Они промолчали. Все, даже мать. Но после ужина — даром, что оно мне сестра, на четыре года старше и замужем — пришлось мне ее в свою комнату втолкнуть. Я дверь поплотней прикрыл, повернулся к ней и говорю: — Прекращай заниматься моим трудоустройством и отселением, не то я тебя мигом приведу в чувство. Слышишь ты, кормящая мать, я тебе не твой Сева! Этот дом мой такой же, как и твой. Я живу здесь по праву. Разве я вам мешаю?
— А разве не мешаешь? — говорит.
Тогда я подошел к ней вплотную. Говорю: — Уйдем мы отсюда только вместе, запомни, но если кто-то уйдет первым — это будешь ты.
— Не уверена, — говорит. И смеется. Потом говорит: — Тронешь меня пальцем — получишь год. Только ударь меня. Только ударь.
— А, — говорю, — вот оно что. Это ты славно придумала.
— Знала, что оценишь, — говорит.
— Ну, вот что, — говорю, — с женщинами я не воюю. Но я найду парикмахершу или официантку, словом стерву похлеще тебя, женюсь на ней и пропишу в своей комнате, а тогда ты узнаешь, где зимуют раки. Может мне за это тоже год полагается? Ты узнай.
Смеяться она перестала, какой там смех. Пожалуй, я пошел бы на радиозавод, поговори она со мной иначе. Если человек вздумал на меня переть, я ему на первый раз спущу. Но во второй раз от меня такого не жди. Беда в том, что они с малышом жили втроем в одной комнате, а когда люди живут втроем в одной комнате, им не приходится выбирать.
II
Тот сержант из Остра оказался прав: демобилизовался я в начале апреля, а в начале июня уже сидел за рулем белоснежной двадцать четвертой «Волги» — тачка эта прошла каких-нибудь семь тысяч и работала как часы. Нет такого, чтобы человек на свет рождался руль вертеть и нажимать на педали, и сказать, что вы мечтали об этом, можно, разве что, в школьном сочинении, да и то в классе восьмом, но я водил не какую-нибудь поливалку, а настоящий лимузин с красными чехлами на сиденьях и вентилятором на приборной доске, так что мне повезло, а кроме того, управляющий, которого я возил, души во мне не чаял, так что мне повезло вдвойне.
В машине человек самим собой становится, это всем знакомо. Дмитрий Сергеевич, управляющий нашим трестом, всегда садился на переднее сиденье и поминутно поглядывал то на меня, то на спидометр, то на дорогу. Он страдал одышкой, все вытирал лицо и шею батистовым платком, а еще его мучили отрыжки, потому что у него была больная печень.
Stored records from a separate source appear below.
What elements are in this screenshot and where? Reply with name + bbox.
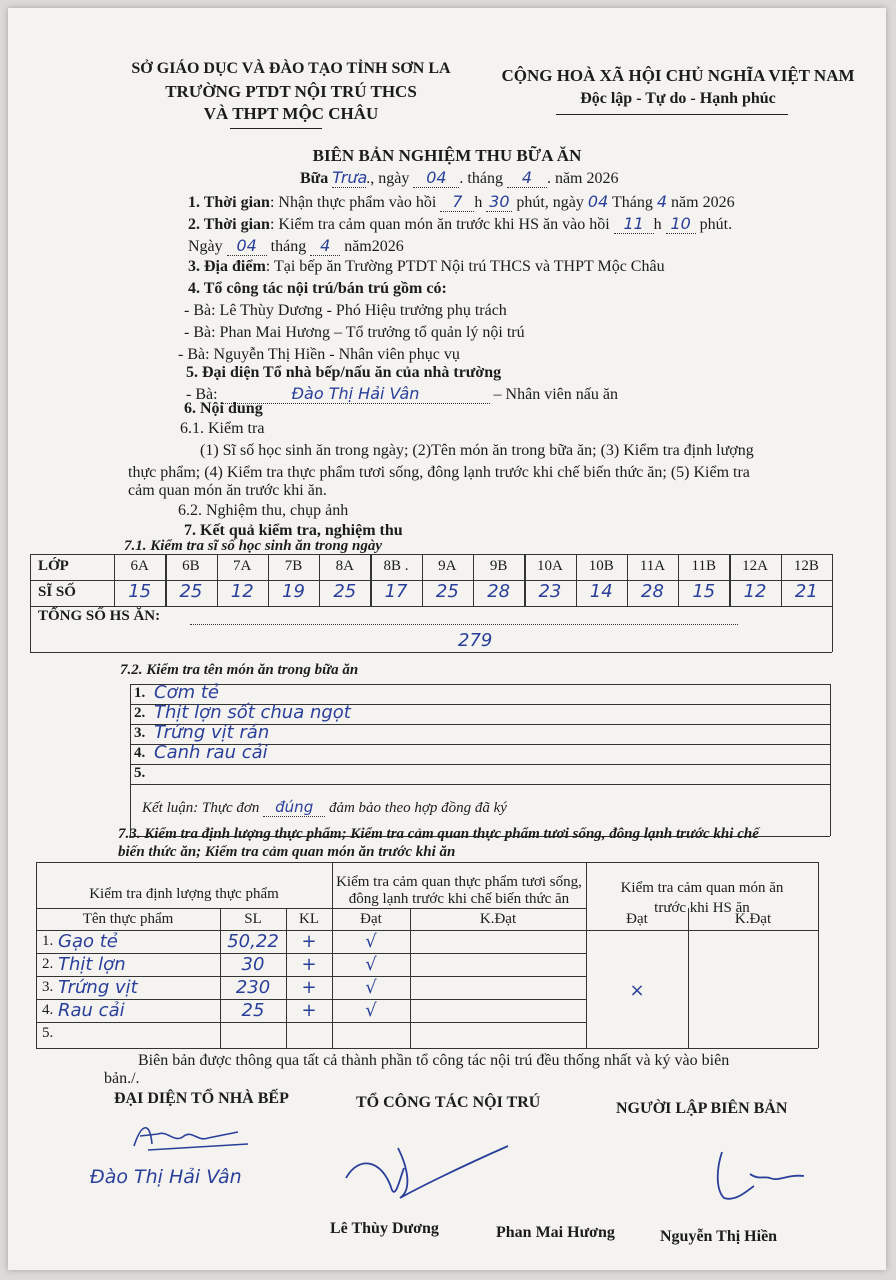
header-sensory-check-2: trước khi HS ăn — [654, 900, 750, 916]
table-rule — [410, 908, 411, 1048]
closing-text-1: Biên bản được thông qua tất cả thành phần tổ công tác nội trú đều thống nhất và ký vào biên — [138, 1052, 730, 1069]
document-page — [8, 8, 886, 1270]
food-row-number: 3. — [42, 979, 54, 995]
kitchen-rep-title: ĐẠI DIỆN TỔ NHÀ BẾP — [114, 1090, 289, 1107]
menu-table — [120, 672, 830, 834]
menu-item-number: 5. — [134, 765, 146, 781]
count-10A: 23 — [538, 581, 562, 602]
class-row-label: LỚP — [38, 558, 69, 574]
board-member-1-name: Lê Thùy Dương — [330, 1220, 439, 1237]
class-7B: 7B — [284, 558, 303, 574]
food-row-number: 4. — [42, 1002, 54, 1018]
count-8A: 25 — [333, 581, 357, 602]
count-6B: 25 — [179, 581, 203, 602]
section-7-heading: 7. Kết quả kiểm tra, nghiệm thu — [184, 522, 403, 539]
section-5-heading: 5. Đại diện Tổ nhà bếp/nấu ăn của nhà trường — [186, 364, 502, 381]
col-pass: Đạt — [360, 911, 382, 927]
class-12A: 12A — [742, 558, 768, 574]
food-quantity: 50,22 — [227, 931, 279, 952]
board-member-2-name: Phan Mai Hương — [496, 1224, 615, 1241]
class-8A: 8A — [335, 558, 354, 574]
table-rule — [30, 554, 31, 652]
food-name: Trứng vịt — [58, 977, 138, 998]
section-7-2-heading: 7.2. Kiểm tra tên món ăn trong bữa ăn — [120, 662, 359, 678]
food-row-number: 5. — [42, 1025, 54, 1041]
total-dotted-line — [190, 624, 738, 625]
conclusion-label: Kết luận: Thực đơn — [142, 800, 264, 816]
member-2: - Bà: Phan Mai Hương – Tổ trưởng tổ quản lý nội trú — [184, 324, 525, 341]
count-8B: 17 — [384, 581, 408, 602]
menu-item-dish: Thịt lợn sốt chua ngọt — [154, 702, 351, 723]
meal-value: Trưa — [332, 168, 368, 187]
document-title: BIÊN BẢN NGHIỆM THU BỮA ĂN — [312, 146, 582, 165]
col-weight: KL — [299, 911, 319, 927]
table-rule — [130, 764, 830, 765]
count-9A: 25 — [435, 581, 459, 602]
food-name: Thịt lợn — [58, 954, 126, 975]
writer-name: Nguyễn Thị Hiền — [660, 1228, 778, 1245]
class-10B: 10B — [588, 558, 614, 574]
menu-item-dish: Cơm tẻ — [154, 682, 219, 703]
table-rule — [36, 1048, 818, 1049]
section-6-heading: 6. Nội dung — [184, 400, 263, 417]
table-rule — [36, 908, 586, 909]
menu-item-dish: Canh rau cải — [154, 742, 268, 763]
Если он нервничал или злился, то молчал, и отрыжки донимали его чаще обычного, а если нет, то болтал со мной, прижимая к животу плоский портфель одной рукой, другой отирая лицо и шею платком поминутно поглядывая то на спидометр, то на меня, то на дорогу. Бывало, я включу зажигание и смотрю, как он бежит к машине — воротник рубашки и пиджак расстегнуты, узел галстука мотается на груди, потом плюхнется на сиденье, оботрет лицо и, задыхаясь, говорит: «Витя, голубчик, через семь минут в исполкоме заседание, все горит и пропадает, жми!» — Это он говорит, когда мы уже мчим по проспекту и на спидометре у нас девяносто, чудила.